I am new to WCF and trying to build a demo WCF project with WebHttpBinding
binding.
The projects work fine but I am stuck with concept of fault exception. Below is the code I am using to generate fault exception but on client side what I get is (400) Bad Request error and the InnerException is null. Where am I getting wrong?
public DataTable GetCreativesData(string id,string type)
{
try {
DataAccess da = new DataAccess();
string qryStr = @"select * from dbo.tbMyTable";
if (type != null && type != "")
qryStr += " WHERE1 type='"+type+"'";
DataTable dt = da.GetDataTable(qryStr);
return dt;
}
catch (FaultException ex) {
throw new FaultException("Improper Query");
}
}
A 400 error is correct for a fault exception, since you are indicating to the user that something is wrong likely with what they provided.
There is no inner exception when you raise the FaultException
, since a core concept of FaultException
is that it works across technologies (interoperability) & the concept of an inner exception is very specific to .NET.

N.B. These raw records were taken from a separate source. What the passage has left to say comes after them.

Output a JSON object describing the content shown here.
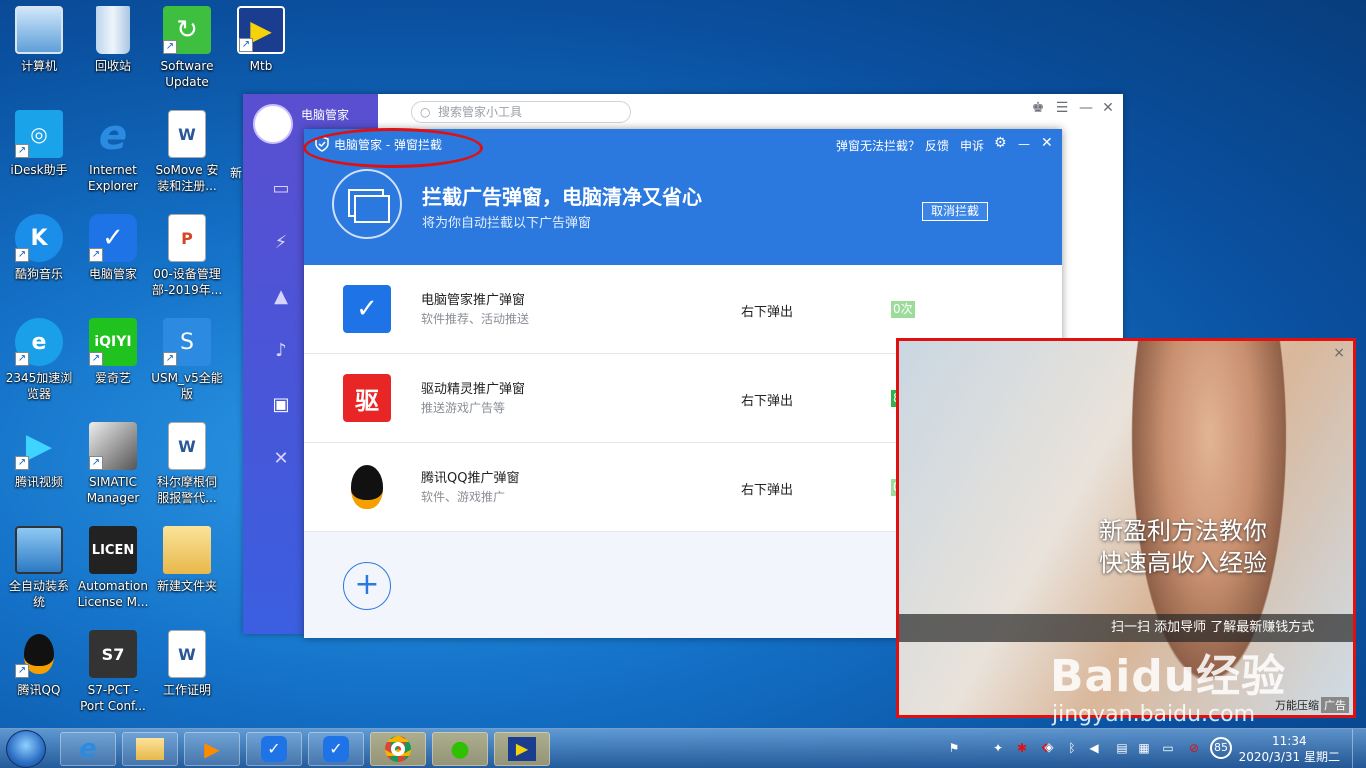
{
  "desktop": {
    "icons": [
      {
        "label": "计算机",
        "icon": "computer-icon"
      },
      {
        "label": "回收站",
        "icon": "recycle-bin-icon"
      },
      {
        "label": "Software\nUpdate",
        "icon": "software-update-icon"
      },
      {
        "label": "Mtb",
        "icon": "mtb-icon"
      },
      {
        "label": "iDesk助手",
        "icon": "idesk-icon"
      },
      {
        "label": "Internet\nExplorer",
        "icon": "internet-explorer-icon"
      },
      {
        "label": "SoMove 安\n装和注册...",
        "icon": "word-doc-icon"
      },
      {
        "label": "酷狗音乐",
        "icon": "kugou-icon"
      },
      {
        "label": "电脑管家",
        "icon": "pc-manager-icon"
      },
      {
        "label": "00-设备管理\n部-2019年...",
        "icon": "ppt-doc-icon"
      },
      {
        "label": "2345加速浏\n览器",
        "icon": "browser-2345-icon"
      },
      {
        "label": "爱奇艺",
        "icon": "iqiyi-icon"
      },
      {
        "label": "USM_v5全能\n版",
        "icon": "usm-icon"
      },
      {
        "label": "腾讯视频",
        "icon": "tencent-video-icon"
      },
      {
        "label": "SIMATIC\nManager",
        "icon": "simatic-icon"
      },
      {
        "label": "科尔摩根伺\n服报警代...",
        "icon": "word-doc-icon"
      },
      {
        "label": "全自动装系\n统",
        "icon": "auto-install-icon"
      },
      {
        "label": "Automation\nLicense M...",
        "icon": "license-icon"
      },
      {
        "label": "新建文件夹",
        "icon": "folder-icon"
      },
      {
        "label": "腾讯QQ",
        "icon": "qq-icon"
      },
      {
        "label": "S7-PCT -\nPort Conf...",
        "icon": "s7pct-icon"
      },
      {
        "label": "工作证明",
        "icon": "word-doc-icon"
      }
    ],
    "partial_label": "新"
  },
  "manager": {
    "title": "电脑管家",
    "search_placeholder": "搜索管家小工具",
    "nav_icons": [
      "monitor-icon",
      "speed-icon",
      "clean-icon",
      "alert-icon",
      "toolbox-icon",
      "app-icon"
    ]
  },
  "dialog": {
    "title": "电脑管家 - 弹窗拦截",
    "header_links": {
      "cant_block": "弹窗无法拦截？",
      "feedback": "反馈",
      "complain": "申诉"
    },
    "headline": "拦截广告弹窗，电脑清净又省心",
    "subtitle": "将为你自动拦截以下广告弹窗",
    "cancel_label": "取消拦截",
    "rows": [
      {
        "name": "电脑管家推广弹窗",
        "desc": "软件推荐、活动推送",
        "position": "右下弹出",
        "count": "0次",
        "count_color": "#9bdc9b"
      },
      {
        "name": "驱动精灵推广弹窗",
        "desc": "推送游戏广告等",
        "position": "右下弹出",
        "count": "8次",
        "count_color": "#2fb34a"
      },
      {
        "name": "腾讯QQ推广弹窗",
        "desc": "软件、游戏推广",
        "position": "右下弹出",
        "count": "0次",
        "count_color": "#9bdc9b"
      }
    ],
    "add_label": "+"
  },
  "ad": {
    "line1": "新盈利方法教你",
    "line2": "快速高收入经验",
    "bar_text": "扫一扫 添加导师 了解最新赚钱方式",
    "brand": "万能压缩",
    "tag": "广告",
    "close": "×"
  },
  "watermark": {
    "text": "Baidu经验",
    "url": "jingyan.baidu.com"
  },
  "taskbar": {
    "apps": [
      "internet-explorer-icon",
      "explorer-icon",
      "media-player-icon",
      "pc-manager-icon",
      "pc-manager-icon",
      "chrome-icon",
      "wechat-icon",
      "mtb-icon"
    ],
    "tray_badge": "85",
    "time": "11:34",
    "date": "2020/3/31 星期二"
  }
}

If you really wanted to pass an Exception
down, you could use the FaultException which allows you to specify a generic parameter and then you set that to Exception
. You would then create and raise that.
Another aspect to remember is how you are handling your errors, in your code you are throwing a brand new exception. That means that all the information in the variable ex, is lost. Unless you intend to hide something, you could try this
catch (FaultException ex)
{
throw;
}
This option takes the original FaultException
and raises it again, thus preserving all the information in it.
Lastly and outside your question, that SQL scares me - looks like it could be vulnerable to a SQL injection attack - just something you may want to check.